Point de vue sur « Merci pour ce moment »
Record littéraire de vente ! Plus d’un en parlent. Bien peu l’ont cependant parcouru. Je viens de terminer la lecture d’un immense succès de librairie : Merci pour ce moment , de Valérie Trierweiler. L’ouvrage, dénigré et décrié, parce qu’il brise la sacro-sainte séparation française entre vie privée et vie publique, emprunte beaucoup à la tragédie grecque, par son intrigue, sa structure, sa trame et le dénouement. L’intrigue : une femme humiliée, congédiée et en colère achève le héros qu’elle dit avoir trop aimé, un homme fort de faiblesses humaines, prisonnier de la « concupiscence de la chair. La volupté » (Saint Augustin) et roi du double discours, de l’ambiguïté et du mensonge permanent. La matière eût sans aucun doute plu à Euripide. La structure fondamentale : un face-à-face entre, d’un côté, trois acteurs : François, le protagoniste (premier acteur), Valérie, la deutéragoniste (deuxième acteur) et Ségolène, la titragoniste (troisième acteur), et, de l’autre côté, le chœur formé par l’entourage présidentiel du palais de l’Élysée, les médias et le peuple. La trame : la reconnaissance (découverte des personnages), les péripéties (retournements imprévus de situations, ironie tragique) et la catharsis (purgation). Le dénouement : François rejeté.

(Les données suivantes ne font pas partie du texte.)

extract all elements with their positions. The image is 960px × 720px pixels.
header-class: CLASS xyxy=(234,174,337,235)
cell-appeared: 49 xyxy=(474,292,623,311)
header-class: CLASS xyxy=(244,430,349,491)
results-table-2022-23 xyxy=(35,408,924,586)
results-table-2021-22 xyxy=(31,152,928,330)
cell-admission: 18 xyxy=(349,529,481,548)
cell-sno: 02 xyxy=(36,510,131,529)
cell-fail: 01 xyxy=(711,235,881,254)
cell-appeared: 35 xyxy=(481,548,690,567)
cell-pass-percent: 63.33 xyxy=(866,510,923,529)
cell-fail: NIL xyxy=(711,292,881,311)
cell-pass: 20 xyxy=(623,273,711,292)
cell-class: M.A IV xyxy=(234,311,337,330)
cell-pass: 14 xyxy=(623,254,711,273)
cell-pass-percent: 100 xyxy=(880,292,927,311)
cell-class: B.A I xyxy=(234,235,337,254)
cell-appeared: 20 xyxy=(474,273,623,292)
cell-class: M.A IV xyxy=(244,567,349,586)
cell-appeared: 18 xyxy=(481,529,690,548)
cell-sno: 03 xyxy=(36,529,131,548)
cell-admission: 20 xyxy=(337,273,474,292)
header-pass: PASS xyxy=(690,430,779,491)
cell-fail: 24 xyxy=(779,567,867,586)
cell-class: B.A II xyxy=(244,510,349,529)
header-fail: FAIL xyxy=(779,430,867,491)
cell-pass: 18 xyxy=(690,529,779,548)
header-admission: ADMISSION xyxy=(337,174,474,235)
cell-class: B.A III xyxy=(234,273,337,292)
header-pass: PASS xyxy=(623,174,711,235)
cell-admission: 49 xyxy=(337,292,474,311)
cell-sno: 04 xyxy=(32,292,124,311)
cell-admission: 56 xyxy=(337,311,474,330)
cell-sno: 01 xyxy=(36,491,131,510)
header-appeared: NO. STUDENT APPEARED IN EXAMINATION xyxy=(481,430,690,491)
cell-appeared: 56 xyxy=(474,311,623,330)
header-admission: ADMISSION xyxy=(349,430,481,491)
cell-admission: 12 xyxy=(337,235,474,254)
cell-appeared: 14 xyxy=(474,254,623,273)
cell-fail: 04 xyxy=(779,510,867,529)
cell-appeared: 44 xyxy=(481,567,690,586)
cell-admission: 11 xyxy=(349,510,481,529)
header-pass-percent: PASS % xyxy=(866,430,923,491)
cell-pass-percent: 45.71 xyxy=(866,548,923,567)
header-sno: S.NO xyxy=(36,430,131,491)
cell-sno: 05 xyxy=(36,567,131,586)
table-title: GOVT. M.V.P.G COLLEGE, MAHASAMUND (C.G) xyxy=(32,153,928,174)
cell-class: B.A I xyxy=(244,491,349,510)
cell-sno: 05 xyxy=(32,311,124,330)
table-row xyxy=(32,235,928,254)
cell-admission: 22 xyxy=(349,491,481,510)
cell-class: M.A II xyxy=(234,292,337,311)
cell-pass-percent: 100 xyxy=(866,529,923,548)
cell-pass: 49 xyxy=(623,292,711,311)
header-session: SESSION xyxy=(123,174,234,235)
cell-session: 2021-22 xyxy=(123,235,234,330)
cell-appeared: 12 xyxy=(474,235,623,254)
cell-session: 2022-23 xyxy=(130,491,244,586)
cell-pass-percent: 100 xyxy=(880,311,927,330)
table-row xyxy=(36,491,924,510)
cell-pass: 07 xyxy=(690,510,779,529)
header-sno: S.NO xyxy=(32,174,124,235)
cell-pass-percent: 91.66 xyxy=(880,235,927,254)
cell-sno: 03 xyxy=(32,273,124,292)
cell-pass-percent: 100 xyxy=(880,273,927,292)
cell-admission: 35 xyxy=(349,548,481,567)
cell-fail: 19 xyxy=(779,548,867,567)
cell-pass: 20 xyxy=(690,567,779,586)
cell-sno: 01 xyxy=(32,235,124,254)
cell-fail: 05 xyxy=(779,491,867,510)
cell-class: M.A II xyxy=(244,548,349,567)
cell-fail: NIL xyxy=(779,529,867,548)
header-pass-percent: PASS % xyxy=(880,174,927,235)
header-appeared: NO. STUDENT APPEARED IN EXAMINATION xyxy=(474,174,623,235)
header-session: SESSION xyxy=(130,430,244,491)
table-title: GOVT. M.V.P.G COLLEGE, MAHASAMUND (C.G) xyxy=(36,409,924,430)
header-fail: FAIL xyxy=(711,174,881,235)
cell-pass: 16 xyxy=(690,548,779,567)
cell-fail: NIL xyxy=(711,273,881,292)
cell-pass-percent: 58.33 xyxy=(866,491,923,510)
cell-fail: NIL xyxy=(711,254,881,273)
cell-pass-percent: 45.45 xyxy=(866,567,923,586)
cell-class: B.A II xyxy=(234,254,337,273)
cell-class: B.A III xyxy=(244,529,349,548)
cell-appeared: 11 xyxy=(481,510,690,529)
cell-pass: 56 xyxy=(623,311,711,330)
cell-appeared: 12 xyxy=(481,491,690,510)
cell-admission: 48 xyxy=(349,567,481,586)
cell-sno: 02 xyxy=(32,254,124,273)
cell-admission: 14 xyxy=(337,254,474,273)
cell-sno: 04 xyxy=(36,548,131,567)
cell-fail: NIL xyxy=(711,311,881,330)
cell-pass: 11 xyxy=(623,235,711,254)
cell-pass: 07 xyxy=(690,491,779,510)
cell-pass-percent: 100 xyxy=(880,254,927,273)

Le succès du livre, pensons-nous, pour l’essentiel, tient à cet agencement théâtral, à sa dimension dramatique, et au contexte de crise de l’institution présidentielle, et non pas à son caractère scandaleux ni non plus à ses révélations. Il en ira tout autrement de la parution prochaine du livre incendiaire d’Aquilino Morelle, ex-conseiller spécial du président François Hollande, qui ne vise que le sensationnel et tambourine sa menace. Valérie Trierweiler dit autre chose. Au reste, reprenant la célèbre réplique de Lucrèce à Don Alphonso, elle indique, en dernière page, qu’il s’agit d’une tragédie : « Vous avez laissé le peuple se railler de moi, vous l’avez laissé m’insulter, qui épouse protège ». La tragédie, conclut Valérie Trierweiler, est éternelle » .
Toutefois, si tout ce qui y est dit « est vrai », comme l’affirme son auteur, sur la couverture et en dernière page, une question me vient à l’esprit : est-il seulement possible que deux êtres se soient aimés, sans jamais comprendre ce que « aimer » veut dire ? Peut-être qu’une ambiguïté sur le sens du mot est-elle à l’origine des malentendus entre Valérie et François. Alors, en guise d’exodos (fin de la tragédie et sortie du chœur), qu’il me soit ici permis de laisser Platon faire parler Diotime, le coryphée (chef du chœur), sur l’un des sujets les plus difficiles à déclamer : l’Amour. Qu’est-ce donc que cela ?
Diotime : Étant fils de Poros et de Pénia, l’Amour en a reçu certains caractères en partage. D’abord il est toujours pauvre, et, loin d’être délicat et beau comme on se l’imagine généralement, il est dur, sec, sans souliers, sans domicile ; sans avoir jamais d’autre lit que la terre, sans couverture, il dort en plein air, près des portes et dans les rues ; il tient de sa mère, et l’indigence est son éternelle compagne. D’un autre côté, suivant le naturel de son père, il est toujours à la piste de ce qui est beau et bon ; il est brave, résolu, ardent, excellent chasseur, artisan de ruses toujours nouvelles, amateur de science, plein de ressources, passant sa vie à philosopher, habile sorcier, magicien et sophiste. Il n’est par nature ni immortel ni mortel ; mais dans la même journée, tantôt il est florissant et plein de vie, tant qu’il est dans l’abondance, tantôt il meurt, puis renaît, grâce au naturel qu’il tient de son père. Ce qu’il acquiert lui échappe sans cesse, de sorte qu’il n’est jamais ni dans l’indigence ni dans l’opulence, et qu’il tient de même le milieu entre la science et l’ignorance…(Platon, Le Banquet, Flammarion, Paris, 1992, pp. 71 – 72.)